Choc Chip Peanut Butter Muffins
Making muffins from scratch is so easy and these Choc Chip Peanut Butter Muffins have stacks of flavour too.
Servings 12 muffins
- 1 cup (130g) plain (AP) flour
- 1 cup (130g) wholemeal (whole wheat) flour
- 3/4 cup (150g) white sugar
- 1 1/2 teaspoons baking powder
- 1/2 teaspoon baking (bicarb) soda
- 1/4 teaspoon salt
- 200 g (1 cup) dark choc chips
- 2 large eggs
- 3/4 cup (180ml) whole milk
- 1/2 cup smooth natural peanut butter
- 1 teaspoon vanilla
- 6 teaspoons demerara sugar
Preheat the oven to 180C / 350F / 160C fan forced. Grease a 12 hole muffin tin or silicon muffin tray and set aside.

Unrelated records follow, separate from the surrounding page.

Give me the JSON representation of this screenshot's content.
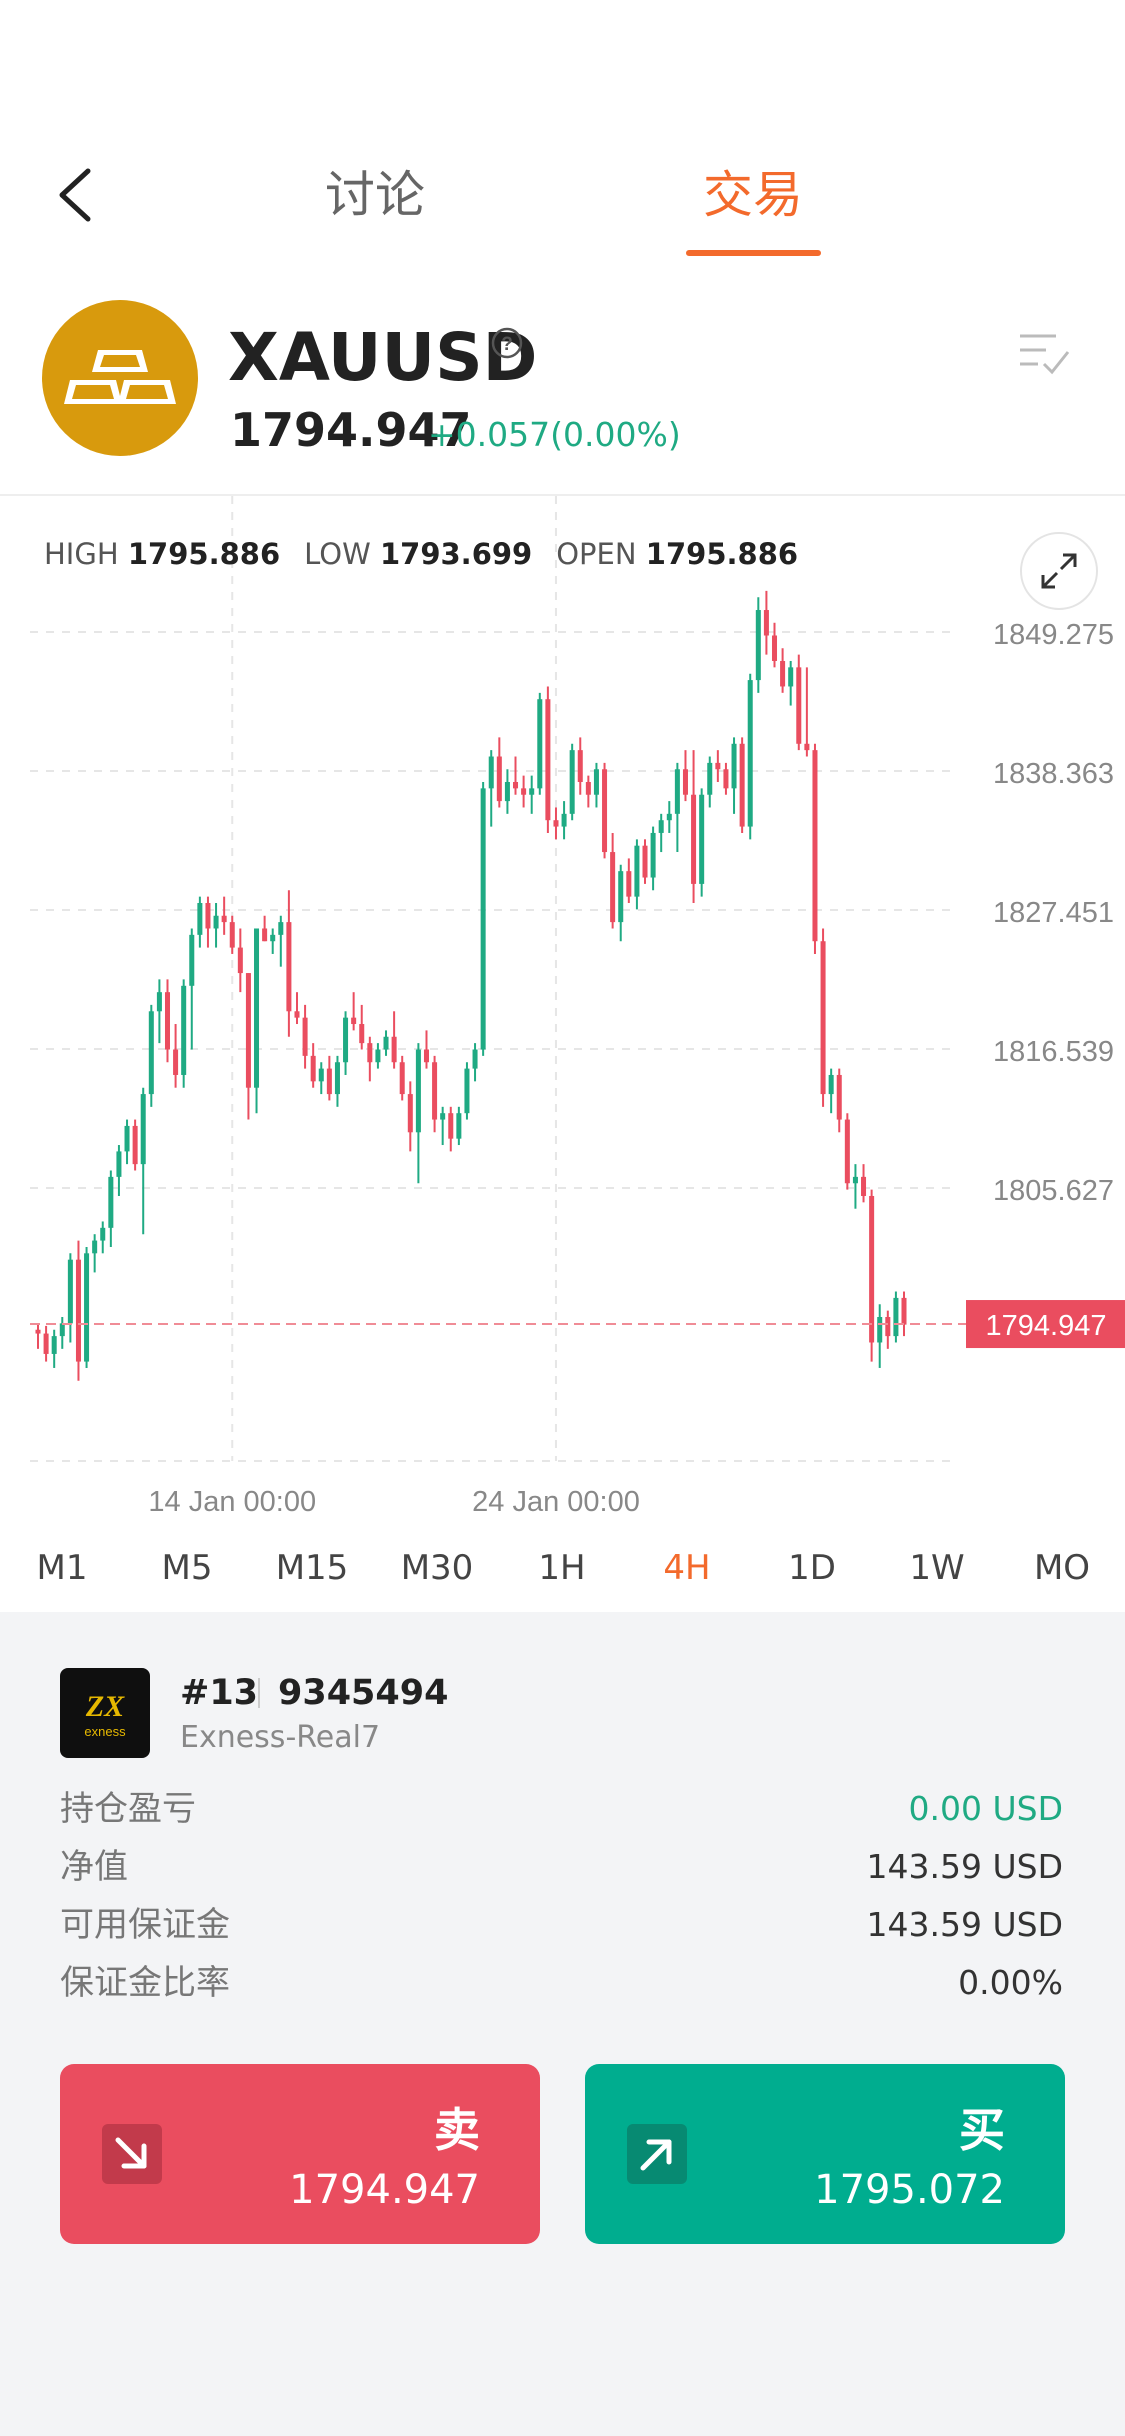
{
  "nav": {
    "back_icon": "chevron-left-icon",
    "tabs": [
      {
        "label": "讨论"
      },
      {
        "label": "交易"
      }
    ],
    "active_tab": 1
  },
  "symbol": {
    "name": "XAUUSD",
    "price": "1794.947",
    "change": "+0.057(0.00%)",
    "logo_icon": "gold-bars-icon",
    "colors": {
      "logo_bg": "#d89a0d",
      "up": "#1faa83",
      "down": "#ea4d5f",
      "accent": "#f36a2c"
    }
  },
  "ohlc": {
    "high_label": "HIGH",
    "high": "1795.886",
    "low_label": "LOW",
    "low": "1793.699",
    "open_label": "OPEN",
    "open": "1795.886"
  },
  "timeframes": {
    "items": [
      "M1",
      "M5",
      "M15",
      "M30",
      "1H",
      "4H",
      "1D",
      "1W",
      "MO"
    ],
    "active": 5
  },
  "chart_data": {
    "type": "candlestick",
    "y_ticks": [
      "1849.275",
      "1838.363",
      "1827.451",
      "1816.539",
      "1805.627"
    ],
    "y_tick_values": [
      1849.275,
      1838.363,
      1827.451,
      1816.539,
      1805.627
    ],
    "ylim": [
      1790.5,
      1853
    ],
    "x_ticks": [
      {
        "label": "14 Jan 00:00",
        "index": 24
      },
      {
        "label": "24 Jan 00:00",
        "index": 64
      }
    ],
    "current_price": {
      "label": "1794.947",
      "value": 1794.947
    },
    "grid": true,
    "candles_ohlc": [
      [
        1794.5,
        1795.0,
        1793.0,
        1794.2
      ],
      [
        1794.2,
        1794.8,
        1792.0,
        1792.6
      ],
      [
        1792.6,
        1794.5,
        1791.5,
        1794.0
      ],
      [
        1794.0,
        1795.5,
        1793.0,
        1795.0
      ],
      [
        1795.0,
        1800.5,
        1793.5,
        1800.0
      ],
      [
        1800.0,
        1801.5,
        1790.5,
        1792.0
      ],
      [
        1792.0,
        1801.0,
        1791.5,
        1800.5
      ],
      [
        1800.5,
        1802.0,
        1799.0,
        1801.5
      ],
      [
        1801.5,
        1803.0,
        1800.5,
        1802.5
      ],
      [
        1802.5,
        1807.0,
        1801.0,
        1806.5
      ],
      [
        1806.5,
        1809.0,
        1805.0,
        1808.5
      ],
      [
        1808.5,
        1811.0,
        1807.5,
        1810.5
      ],
      [
        1810.5,
        1811.0,
        1807.0,
        1807.5
      ],
      [
        1807.5,
        1813.5,
        1802.0,
        1813.0
      ],
      [
        1813.0,
        1820.0,
        1812.0,
        1819.5
      ],
      [
        1819.5,
        1822.0,
        1817.0,
        1821.0
      ],
      [
        1821.0,
        1822.0,
        1815.5,
        1816.5
      ],
      [
        1816.5,
        1818.5,
        1813.5,
        1814.5
      ],
      [
        1814.5,
        1822.0,
        1813.5,
        1821.5
      ],
      [
        1821.5,
        1826.0,
        1816.5,
        1825.5
      ],
      [
        1825.5,
        1828.5,
        1824.5,
        1828.0
      ],
      [
        1828.0,
        1828.5,
        1824.5,
        1826.0
      ],
      [
        1826.0,
        1828.0,
        1824.5,
        1827.0
      ],
      [
        1827.0,
        1828.5,
        1825.5,
        1826.5
      ],
      [
        1826.5,
        1827.0,
        1824.0,
        1824.5
      ],
      [
        1824.5,
        1826.0,
        1821.0,
        1822.5
      ],
      [
        1822.5,
        1822.5,
        1811.0,
        1813.5
      ],
      [
        1813.5,
        1826.0,
        1811.5,
        1826.0
      ],
      [
        1826.0,
        1827.0,
        1825.0,
        1825.0
      ],
      [
        1825.0,
        1826.0,
        1824.0,
        1825.5
      ],
      [
        1825.5,
        1827.0,
        1823.0,
        1826.5
      ],
      [
        1826.5,
        1829.0,
        1817.5,
        1819.5
      ],
      [
        1819.5,
        1821.0,
        1818.5,
        1819.0
      ],
      [
        1819.0,
        1820.0,
        1815.0,
        1816.0
      ],
      [
        1816.0,
        1817.0,
        1813.5,
        1814.0
      ],
      [
        1814.0,
        1815.5,
        1813.0,
        1815.0
      ],
      [
        1815.0,
        1816.0,
        1812.5,
        1813.0
      ],
      [
        1813.0,
        1816.0,
        1812.0,
        1815.5
      ],
      [
        1815.5,
        1819.5,
        1814.5,
        1819.0
      ],
      [
        1819.0,
        1821.0,
        1818.0,
        1818.5
      ],
      [
        1818.5,
        1820.0,
        1816.5,
        1817.0
      ],
      [
        1817.0,
        1817.5,
        1814.0,
        1815.5
      ],
      [
        1815.5,
        1817.0,
        1815.0,
        1816.5
      ],
      [
        1816.5,
        1818.0,
        1816.0,
        1817.5
      ],
      [
        1817.5,
        1819.5,
        1815.0,
        1815.5
      ],
      [
        1815.5,
        1816.0,
        1812.5,
        1813.0
      ],
      [
        1813.0,
        1814.0,
        1808.5,
        1810.0
      ],
      [
        1810.0,
        1817.0,
        1806.0,
        1816.5
      ],
      [
        1816.5,
        1818.0,
        1815.0,
        1815.5
      ],
      [
        1815.5,
        1816.0,
        1810.0,
        1811.0
      ],
      [
        1811.0,
        1812.0,
        1809.0,
        1811.5
      ],
      [
        1811.5,
        1812.0,
        1808.5,
        1809.5
      ],
      [
        1809.5,
        1812.0,
        1809.0,
        1811.5
      ],
      [
        1811.5,
        1815.5,
        1811.0,
        1815.0
      ],
      [
        1815.0,
        1817.0,
        1814.0,
        1816.5
      ],
      [
        1816.5,
        1837.5,
        1816.0,
        1837.0
      ],
      [
        1837.0,
        1840.0,
        1834.0,
        1839.5
      ],
      [
        1839.5,
        1841.0,
        1835.5,
        1836.0
      ],
      [
        1836.0,
        1838.5,
        1835.0,
        1837.5
      ],
      [
        1837.5,
        1839.5,
        1836.5,
        1837.0
      ],
      [
        1837.0,
        1838.0,
        1835.5,
        1836.5
      ],
      [
        1836.5,
        1838.0,
        1835.0,
        1837.0
      ],
      [
        1837.0,
        1844.5,
        1836.5,
        1844.0
      ],
      [
        1844.0,
        1845.0,
        1833.5,
        1834.5
      ],
      [
        1834.5,
        1835.5,
        1833.0,
        1834.0
      ],
      [
        1834.0,
        1836.0,
        1833.0,
        1835.0
      ],
      [
        1835.0,
        1840.5,
        1834.5,
        1840.0
      ],
      [
        1840.0,
        1841.0,
        1836.5,
        1837.5
      ],
      [
        1837.5,
        1838.0,
        1835.5,
        1836.5
      ],
      [
        1836.5,
        1839.0,
        1835.5,
        1838.5
      ],
      [
        1838.5,
        1839.0,
        1831.5,
        1832.0
      ],
      [
        1832.0,
        1833.5,
        1826.0,
        1826.5
      ]
    ],
    "candles_ohlc_tail": [
      [
        1826.5,
        1831.0,
        1825.0,
        1830.5
      ],
      [
        1830.5,
        1831.5,
        1828.0,
        1828.5
      ],
      [
        1828.5,
        1833.0,
        1827.5,
        1832.5
      ],
      [
        1832.5,
        1833.0,
        1829.5,
        1830.0
      ],
      [
        1830.0,
        1834.0,
        1829.0,
        1833.5
      ],
      [
        1833.5,
        1835.0,
        1832.0,
        1834.5
      ],
      [
        1834.5,
        1836.0,
        1833.5,
        1835.0
      ],
      [
        1835.0,
        1839.0,
        1832.0,
        1838.5
      ],
      [
        1838.5,
        1840.0,
        1836.0,
        1836.5
      ],
      [
        1836.5,
        1840.0,
        1828.0,
        1829.5
      ],
      [
        1829.5,
        1837.0,
        1828.5,
        1836.5
      ],
      [
        1836.5,
        1839.5,
        1835.5,
        1839.0
      ],
      [
        1839.0,
        1840.0,
        1837.5,
        1838.5
      ],
      [
        1838.5,
        1839.0,
        1836.5,
        1837.0
      ],
      [
        1837.0,
        1841.0,
        1835.0,
        1840.5
      ],
      [
        1840.5,
        1841.0,
        1833.5,
        1834.0
      ],
      [
        1834.0,
        1846.0,
        1833.0,
        1845.5
      ],
      [
        1845.5,
        1852.0,
        1844.5,
        1851.0
      ],
      [
        1851.0,
        1852.5,
        1847.5,
        1849.0
      ],
      [
        1849.0,
        1850.0,
        1846.5,
        1847.0
      ],
      [
        1847.0,
        1848.0,
        1844.5,
        1845.0
      ],
      [
        1845.0,
        1847.0,
        1843.5,
        1846.5
      ],
      [
        1846.5,
        1847.5,
        1840.0,
        1840.5
      ],
      [
        1840.5,
        1846.5,
        1839.5,
        1840.0
      ],
      [
        1840.0,
        1840.5,
        1824.0,
        1825.0
      ],
      [
        1825.0,
        1826.0,
        1812.0,
        1813.0
      ],
      [
        1813.0,
        1815.0,
        1811.5,
        1814.5
      ],
      [
        1814.5,
        1815.0,
        1810.0,
        1811.0
      ],
      [
        1811.0,
        1811.5,
        1805.5,
        1806.0
      ],
      [
        1806.0,
        1807.5,
        1804.0,
        1806.5
      ],
      [
        1806.5,
        1807.5,
        1804.5,
        1805.0
      ],
      [
        1805.0,
        1805.5,
        1792.0,
        1793.5
      ],
      [
        1793.5,
        1796.5,
        1791.5,
        1795.5
      ],
      [
        1795.5,
        1796.0,
        1793.0,
        1794.0
      ],
      [
        1794.0,
        1797.5,
        1793.5,
        1797.0
      ],
      [
        1797.0,
        1797.5,
        1794.0,
        1794.9
      ]
    ]
  },
  "account": {
    "number": "#13",
    "id": "9345494",
    "server": "Exness-Real7",
    "logo_text": "exness",
    "rows": [
      {
        "label": "持仓盈亏",
        "value": "0.00 USD"
      },
      {
        "label": "净值",
        "value": "143.59 USD"
      },
      {
        "label": "可用保证金",
        "value": "143.59 USD"
      },
      {
        "label": "保证金比率",
        "value": "0.00%"
      }
    ]
  },
  "trade": {
    "sell_label": "卖",
    "sell_price": "1794.947",
    "buy_label": "买",
    "buy_price": "1795.072",
    "sell_icon": "arrow-down-right-icon",
    "buy_icon": "arrow-up-right-icon"
  }
}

In a large bowl sift together the flours, sugar, baking powder, baking soda and salt. Add the choc chips and mix it well.
In a separate bowl whisk together the eggs, milk, peanut butter and vanilla until well mixed.
Divide the batter equally among the 12 muffin holes and then sprinkle the demerara sugar over the tops.
Bake for around 20 minutes, turning the tray half way through, until a toothpick inserted comes out clean (you'll have to try to miss the choc chips though)
Eat immediately or wait until cool.
- For best results you should always weigh ingredients like flour and sugar. Kitchen scales are relatively cheap but if you can’t weigh the ingredients, use the spoon and level method (don’t scoop).